Yes, i know it’s weird. When i was maybe 5 or 6 years old, i saw my first anime, Yu-Gi-Oh. There was a lot i enjoyed about the show, but the biggest thing for me was Mai Valentine, the character. Never had i seen a female character who was designed like that before. (You know, american cartoons tend to be very strict on sexual content). I had a huge crush on her as a kid, to the point i even got sad when she almost dies in the show.

But to be fair, i’ve developed crushes on fictional characters before. But never have i felt anything this strong. Most i got over after a week and have held no lasting impact , but Mai stayed with me well into teenhood. As an example, whenever i duel agaisnt Mai in a yugioh game, i’m always reluctant to actually beat her. I still can’t watch her near death episode without getting sad either.
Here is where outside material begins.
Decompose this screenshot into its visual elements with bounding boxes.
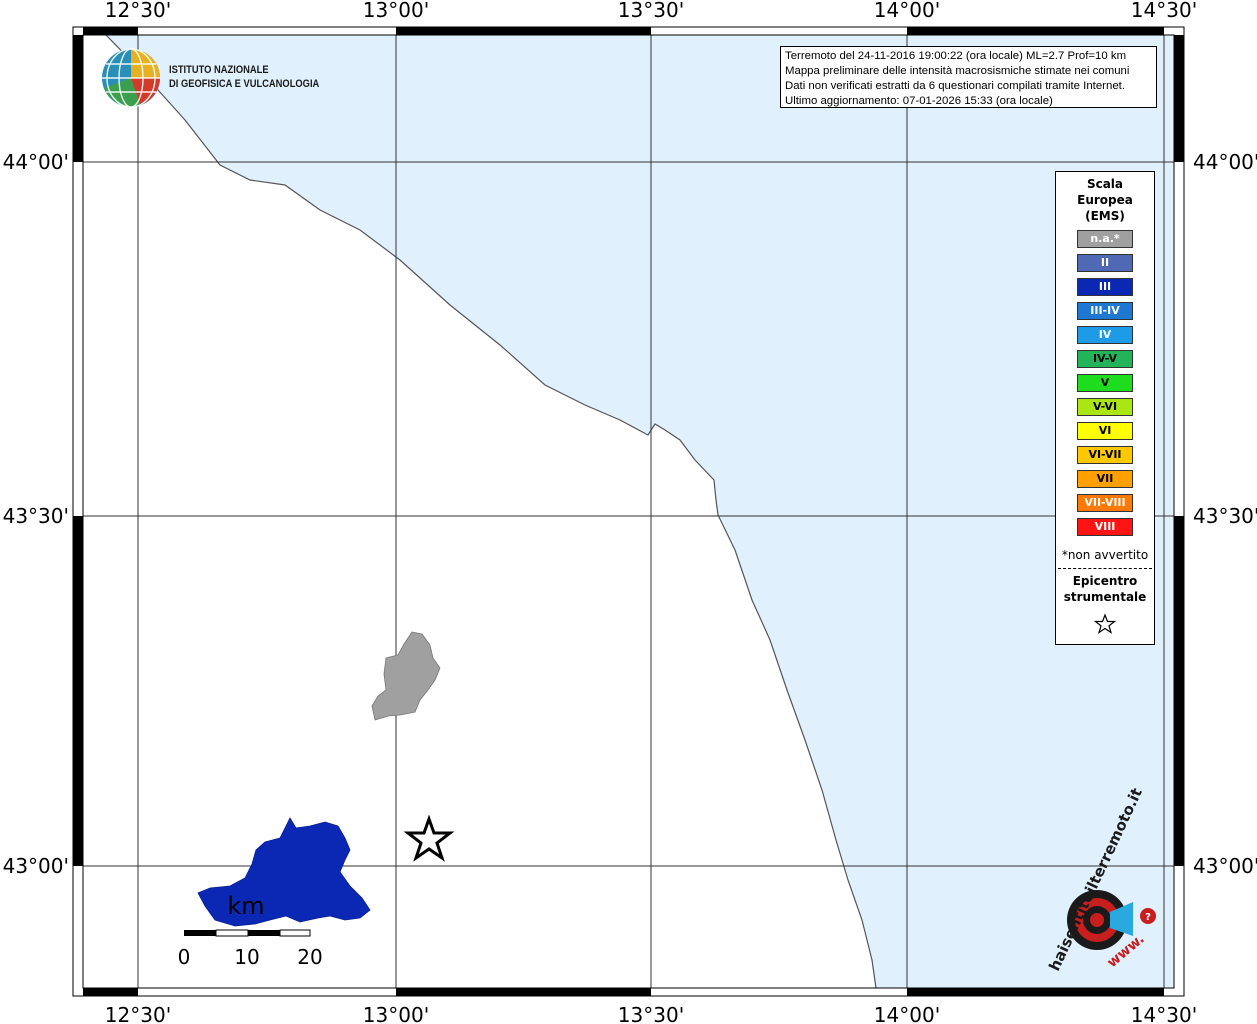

But some other crushes i’ve had, Chun Li from street fighter, i have no problem fighting her when i play. Even when i grew out of Yugioh, she stayed in my mind.

Adult hood, in my 20’s, is when it really started to grow, i got back into Yugioh and all these feelings came flooding back.

I’m just gonna be honest, i love her. As an adult even, i think about her a lot. It sucks, like really, cause i can’t just call her, she isn’t real. It’s like my mind knows this, but my heart still longs for her. I even find myself getting actively jealous whhen i see her paired with somebody in fanfiction or art. I even spent a whole day trying to find hentai or doujins of her. I think about her way too often, especially at night when i’m trying to go to sleep, i’ll just lay there thinking about her and then get sad because i can’t do anything about it.

I don’t even know why, it’s just something really special about her, her design, her personality, etc., I’ll just say it, I Love Mai Valentine. I am 100% genuine with this. I’m genuinely smitten with her and have no idea what to do.